Today the Union of Black Episcopalians continues its tradition as the conscience of the church by its prophetic teaching, proclamation, and visioning the way of love. I encourage you to check out their website.


In every generation, we as a church and as individual members of it, fail to love one another as Jesus loved us. That’s why we have to be able to talk to one another about our sin. It isn’t about passing judgment, that isn’t ours to do. It’s about opening the doorway to freedom and walking together on the path of love toward wholeness.

 

Jesus knew this and showed us how to go here, and it’s really important in our world today to hear this good news. Jesus said, “If a member of the church sins…”

 

I need to point out here that the words “against you” were added later and weren’t in the earliest manuscripts. The sin Jesus was talking about wasn’t an individual offense, but a corporate one. It was about things like complicity in racism, trans and homophobic segregation, or covering up child abuse.

 

If a member of the church sins, go and speak to them alone first. Respect their dignity. Humiliation and confrontation are not part of the way of love. If they refuse to listen, take one or two others with you and try again. If they still won’t listen, tell it to the church.

 

Coming from the deep south, it is a common practice among some Christians who take this passage literally, to force a sinful member to confess their sin in front of the whole congregation. That is not only coercive and unloving, but it accomplishes little besides shaming. More importantly, it misses the point of this teaching.

 

Telling it to the church is what the UBE does so well, as we heard earlier: “through protest and agitation” they continue to serve as an inner guide, leading to Church back to the way of love, to its all-embracing ideal.

 

Telling it to the church is why we have required training programs like Safeguarding God’s People and Safeguarding God’s Children - because child abuse in the church was (and sadly still is) real. People didn’t want to believe that such things would happen in church, but they do happen, and the church was called upon to wake up from its collective sleep, be transformed in how we understand what’s happening around us, and respond from that transformed understanding.

 

The next part of Jesus’ teaching is critical. If, after telling the church, the offender still refuses to listen, Jesus says, “let that one be to you as a Gentile and a tax collector.” I hear so many people interpret this as a direction to cast out the offender from the community - but that too misses the point.

 

All we have to do is look at how Jesus treated Gentiles and tax collectors. He healed and forgave them, reconciling them back into love, even welcoming one of them - the writer of this gospel - to be his disciple.

 

There is a place for the separation of an offender from the one they have harmed. It’s in our Disciplinary rubrics (BCP, 409), but that’s a discussion for another time.

 

The point is, we have one direction to go - the way of love.

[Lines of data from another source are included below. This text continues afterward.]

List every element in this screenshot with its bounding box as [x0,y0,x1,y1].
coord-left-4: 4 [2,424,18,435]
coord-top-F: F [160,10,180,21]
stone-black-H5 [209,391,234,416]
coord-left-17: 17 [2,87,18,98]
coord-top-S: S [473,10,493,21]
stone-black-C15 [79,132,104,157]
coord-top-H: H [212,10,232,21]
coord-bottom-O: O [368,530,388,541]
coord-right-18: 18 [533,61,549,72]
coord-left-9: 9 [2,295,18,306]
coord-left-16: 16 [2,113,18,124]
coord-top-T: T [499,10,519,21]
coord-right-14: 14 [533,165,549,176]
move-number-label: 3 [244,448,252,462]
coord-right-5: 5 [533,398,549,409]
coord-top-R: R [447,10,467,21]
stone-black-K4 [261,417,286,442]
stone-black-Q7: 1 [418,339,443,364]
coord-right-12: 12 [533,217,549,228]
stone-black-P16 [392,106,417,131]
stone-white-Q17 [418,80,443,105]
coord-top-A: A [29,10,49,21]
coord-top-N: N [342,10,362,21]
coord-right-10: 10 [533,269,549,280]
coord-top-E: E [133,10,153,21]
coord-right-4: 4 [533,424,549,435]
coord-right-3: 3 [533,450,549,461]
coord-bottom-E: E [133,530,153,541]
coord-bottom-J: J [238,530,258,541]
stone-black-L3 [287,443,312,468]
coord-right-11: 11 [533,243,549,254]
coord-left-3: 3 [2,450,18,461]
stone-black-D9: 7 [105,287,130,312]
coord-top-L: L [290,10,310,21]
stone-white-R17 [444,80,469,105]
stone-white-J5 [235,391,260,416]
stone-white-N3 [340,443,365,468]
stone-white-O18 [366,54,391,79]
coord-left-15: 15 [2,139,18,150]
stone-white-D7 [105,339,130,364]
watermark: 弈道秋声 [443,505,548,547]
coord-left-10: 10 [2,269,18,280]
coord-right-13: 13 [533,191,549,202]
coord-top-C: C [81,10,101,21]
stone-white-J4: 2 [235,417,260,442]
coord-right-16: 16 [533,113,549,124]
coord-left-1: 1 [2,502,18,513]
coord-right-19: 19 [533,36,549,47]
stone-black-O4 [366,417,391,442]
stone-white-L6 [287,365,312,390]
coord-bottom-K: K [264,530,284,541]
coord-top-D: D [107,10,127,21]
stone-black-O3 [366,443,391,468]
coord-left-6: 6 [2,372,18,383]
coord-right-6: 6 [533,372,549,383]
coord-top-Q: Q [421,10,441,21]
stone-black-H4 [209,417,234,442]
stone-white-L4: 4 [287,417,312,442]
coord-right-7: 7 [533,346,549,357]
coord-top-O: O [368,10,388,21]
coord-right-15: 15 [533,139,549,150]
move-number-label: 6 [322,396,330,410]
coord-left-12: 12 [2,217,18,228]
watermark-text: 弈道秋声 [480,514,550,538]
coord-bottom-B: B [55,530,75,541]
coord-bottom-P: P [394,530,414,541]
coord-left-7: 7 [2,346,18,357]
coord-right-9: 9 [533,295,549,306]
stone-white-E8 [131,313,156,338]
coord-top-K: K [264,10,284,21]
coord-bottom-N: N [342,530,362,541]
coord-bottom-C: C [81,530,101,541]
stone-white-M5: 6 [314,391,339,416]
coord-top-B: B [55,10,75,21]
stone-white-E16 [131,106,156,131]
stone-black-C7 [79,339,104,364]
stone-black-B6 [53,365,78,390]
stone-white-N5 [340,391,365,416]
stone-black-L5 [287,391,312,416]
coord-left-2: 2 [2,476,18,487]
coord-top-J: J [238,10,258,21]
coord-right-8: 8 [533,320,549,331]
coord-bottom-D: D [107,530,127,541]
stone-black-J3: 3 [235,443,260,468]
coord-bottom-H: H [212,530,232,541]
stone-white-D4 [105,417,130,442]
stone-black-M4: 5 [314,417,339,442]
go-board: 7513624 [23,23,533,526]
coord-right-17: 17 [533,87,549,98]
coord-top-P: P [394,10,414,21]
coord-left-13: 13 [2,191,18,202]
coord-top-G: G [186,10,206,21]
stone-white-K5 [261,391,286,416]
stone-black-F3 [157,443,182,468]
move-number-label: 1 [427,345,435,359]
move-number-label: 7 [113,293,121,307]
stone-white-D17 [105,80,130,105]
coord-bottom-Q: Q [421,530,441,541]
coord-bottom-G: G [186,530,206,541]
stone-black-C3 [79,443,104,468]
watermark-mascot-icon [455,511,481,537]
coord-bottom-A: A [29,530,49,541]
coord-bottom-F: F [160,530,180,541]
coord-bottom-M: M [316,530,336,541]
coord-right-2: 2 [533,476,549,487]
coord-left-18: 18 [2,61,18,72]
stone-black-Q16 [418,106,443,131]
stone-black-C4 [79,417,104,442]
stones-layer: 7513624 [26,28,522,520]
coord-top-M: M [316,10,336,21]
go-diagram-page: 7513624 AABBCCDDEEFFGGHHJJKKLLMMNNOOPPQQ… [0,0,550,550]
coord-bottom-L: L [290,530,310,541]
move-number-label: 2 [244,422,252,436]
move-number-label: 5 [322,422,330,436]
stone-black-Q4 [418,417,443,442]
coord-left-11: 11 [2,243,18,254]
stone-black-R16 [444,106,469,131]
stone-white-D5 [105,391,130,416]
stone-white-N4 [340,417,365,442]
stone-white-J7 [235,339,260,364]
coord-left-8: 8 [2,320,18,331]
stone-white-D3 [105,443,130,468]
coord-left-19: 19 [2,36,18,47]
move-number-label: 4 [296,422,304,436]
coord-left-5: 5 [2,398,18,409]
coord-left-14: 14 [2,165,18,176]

Right now, the revelation of how far we as a church and a culture have strayed from that path of love is bright with the clarity of Christ’s light. Now is the moment for us to wake up from our collective sleep on the issues of racism, sexism, individualism, and the other -isms that plague our church and society.

 

Our response, our responsibility as Christians, is to refocus on God’s vision for us and for the world. That will mean shaking ourselves loose from our habitual and comfortable, yet sinful ways of understanding, and binding ourselves to God’s inspiration, that is, God’s breathing into us the divine way of love as it is being revealed to us in this moment.

 

It will mean listening to the prophetic voices among us, like the UBE, and joining with them as prophets who teach about love, proclaim the will of God, which is the reconciliation of the whole world to God who is love, and envision a way to go together that leads to love on earth as it is in heaven.

 

Let us pray... “Grant us, O Lord, to trust in you with all our hearts” and guide us on your way of love. Amen.